I’ve been running too long . . . my brain on spinning limbs like a road runner creating a hazy cycle of dust, blurring out my mind’s ability to feel definitive emotion.
I’ve been evading too long . . . trying to create a constant distraction from the dread of loneliness always tugging at the sight of other lovers’ embraces or a cold night flown solo.
I’ve been hiding too long . . . in shady places filled with indistinct faces, some tasteful enough to capture my mind’s attention but too faded to make bland this flavorful regret that is ever present on my lips, soaked with the bitter after taste of what once was. . .
I’ve been searching too long . . . for the answer to this riddled melancholy that has stealthily replaced my joy– Looked far and wide, in the remaining drops desperately sucked from the bottom of popped bottles; in the last crumbs of solace- baked, fried, grilled, raw; in the tempting eyes of Hershey brown let downs…
in the nostalgic reflection of the past, residual memories of this fragmented love.
This last answer being the worst, acting as an agent of gravity, dragging me lower into the abyss of my mind’s own personal hell— over-analysis, paranoia, and degradation.
But now, I think it’s time to pump the brakes. I think it’s time to let this aggressor catch up with its prey.
I have evaded you long enough. To chase with such persistence, you must have a reason.
Maybe you have a story to tell, maybe you have an answer … that will solve the mystery of this misery.
I think I will become acquainted with my predator, and I think I know your name . . .
Pain, I will finally let you attain what you so desire . . . my entire existence. From the soles of my feet, to the peak of my cranium.. I’ll let you rule every inch of me.
After this trial and error of every answer the human heart can imagine, Pain—maybe you are the only lifeline left.

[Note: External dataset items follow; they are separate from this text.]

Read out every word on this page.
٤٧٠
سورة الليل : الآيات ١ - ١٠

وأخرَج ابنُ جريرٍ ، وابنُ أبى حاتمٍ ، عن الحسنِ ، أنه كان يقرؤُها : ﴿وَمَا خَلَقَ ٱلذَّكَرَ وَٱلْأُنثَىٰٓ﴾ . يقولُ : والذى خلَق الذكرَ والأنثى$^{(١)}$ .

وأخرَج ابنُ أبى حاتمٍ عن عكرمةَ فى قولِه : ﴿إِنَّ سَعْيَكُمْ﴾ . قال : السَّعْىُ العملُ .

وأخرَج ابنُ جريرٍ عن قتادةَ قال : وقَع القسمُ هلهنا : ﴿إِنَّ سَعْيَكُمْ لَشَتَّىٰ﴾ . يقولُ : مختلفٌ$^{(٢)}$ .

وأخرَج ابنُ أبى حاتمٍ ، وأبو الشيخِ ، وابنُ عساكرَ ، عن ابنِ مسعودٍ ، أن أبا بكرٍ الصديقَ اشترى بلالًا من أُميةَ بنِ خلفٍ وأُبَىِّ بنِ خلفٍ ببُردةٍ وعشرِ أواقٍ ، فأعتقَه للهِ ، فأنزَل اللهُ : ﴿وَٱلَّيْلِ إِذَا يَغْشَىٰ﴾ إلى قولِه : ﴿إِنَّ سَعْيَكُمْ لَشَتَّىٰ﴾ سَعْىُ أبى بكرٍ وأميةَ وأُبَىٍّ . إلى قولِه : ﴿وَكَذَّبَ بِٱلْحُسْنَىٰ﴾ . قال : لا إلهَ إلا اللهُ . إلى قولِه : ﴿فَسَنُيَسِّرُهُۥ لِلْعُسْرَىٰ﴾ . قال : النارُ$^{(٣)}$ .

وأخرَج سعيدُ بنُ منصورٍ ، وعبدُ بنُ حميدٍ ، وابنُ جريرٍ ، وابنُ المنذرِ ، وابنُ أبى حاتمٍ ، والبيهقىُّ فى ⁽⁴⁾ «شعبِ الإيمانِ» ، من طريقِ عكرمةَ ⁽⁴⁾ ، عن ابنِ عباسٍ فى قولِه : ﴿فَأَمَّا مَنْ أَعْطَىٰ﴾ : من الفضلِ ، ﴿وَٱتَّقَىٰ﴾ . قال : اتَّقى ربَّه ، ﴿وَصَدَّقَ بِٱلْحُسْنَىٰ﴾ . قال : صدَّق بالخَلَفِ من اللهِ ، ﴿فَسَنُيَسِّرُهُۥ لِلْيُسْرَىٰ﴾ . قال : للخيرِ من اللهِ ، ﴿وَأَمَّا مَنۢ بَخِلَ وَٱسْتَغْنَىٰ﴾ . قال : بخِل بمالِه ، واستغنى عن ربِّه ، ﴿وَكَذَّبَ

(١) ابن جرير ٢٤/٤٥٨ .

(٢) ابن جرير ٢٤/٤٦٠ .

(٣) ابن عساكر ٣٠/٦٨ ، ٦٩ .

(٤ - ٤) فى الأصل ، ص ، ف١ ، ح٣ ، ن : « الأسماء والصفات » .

Well, I’m calling you in before there’s no soul left to bring back to life.
So pain, I’ll let you wash over me, like a red-stained wave, soaked with the blood of a bleeding heart left floating in the whitewash of a love lost.
Crimson Hope, surge through my veins reawakening my senses, a shock of lightening defibulating the beat back into this broken heart, and put an end to this failed search for indifference.
Because indifference is an imaginary emotion, a façade created for fleeting refuge. it is impossible to feel nothing. There only exists the attempt at pretending that everything is going to be ok.
Nothing will be ok. It will hurt. It will burn. It will scorch.
But Great Red Pain, I know you will not last forever.
So take the lead, grab the reigns, cast my discarded parts into your furnace of refinement, and I know at some point . . . you will fade.
And when you do, like imperfections risen to the top of a blazingly pure piece of metal, I will wipe away my old impurities like sweat from the forehead.
And in your absence, will remain a Golden Soul.